Sobre a Juazeiro de suas lembranças, ele narra uma cidade sem luz elétrica, ou iluminada por um curto período de horas, onde uma radiadora anunciava opções do comércio local e repassava "recadinhos do coração", dedicados com música, além, claro, da religiosidade.

Lições

O temperamento, irônico, debochado, o homem por trás do ator, Wilker se via como alguém de bem com a vida e que, apesar das grosserias de alguns personagens, era leve e tranquilo. "Não consigo brigar com ninguém. Dificilmente me irrito.
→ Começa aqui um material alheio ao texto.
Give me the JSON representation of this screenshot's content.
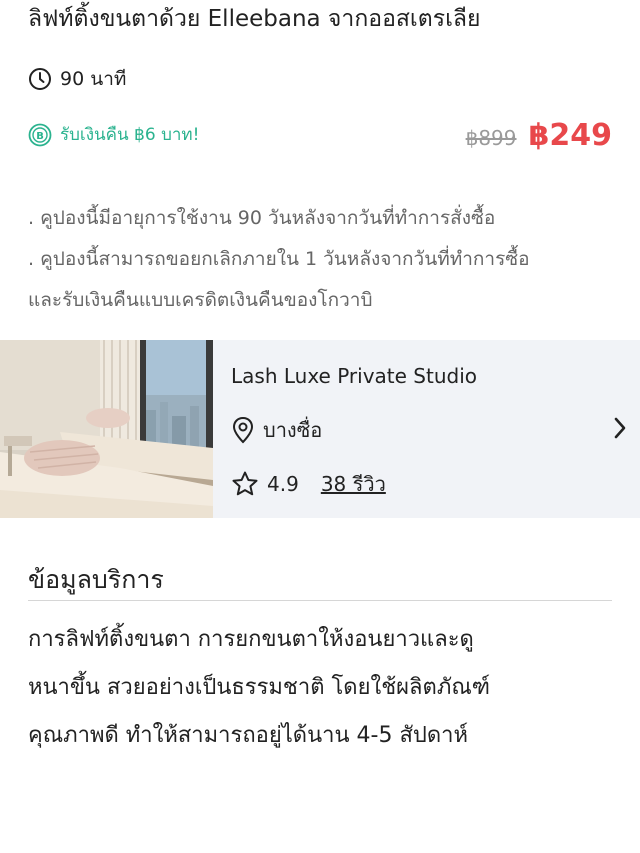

Eu gosto de me divertir, ser feliz. É uma coisa que talvez tenha herdado da minha mãe. Ela dizia assim: 'eu tive seis filhos e apontava pra mim e falava: o único esquisito é esse'", disse. O pai, quando o viu pela primeira vez em cena, no Centro de Convenções de Olinda, completou o ator, recebeu a dedicatória, por ele, ao microfone.

"Ele foi no camarim e me falou a seguinte frase: 'tá tudo muito bom, tá tudo muito bem, mas, me diga uma coisa: quando é que você vai tomar vergonha na cara e começar a trabalhar?'. Então, não tenho com o que me preocupar".

Das lições que ele tinha da vida, encerrou a entrevista ensinando: "Nós somos todos iguais. Temos a obrigação de encontrar uma forma de ser feliz".

Fonte: G1.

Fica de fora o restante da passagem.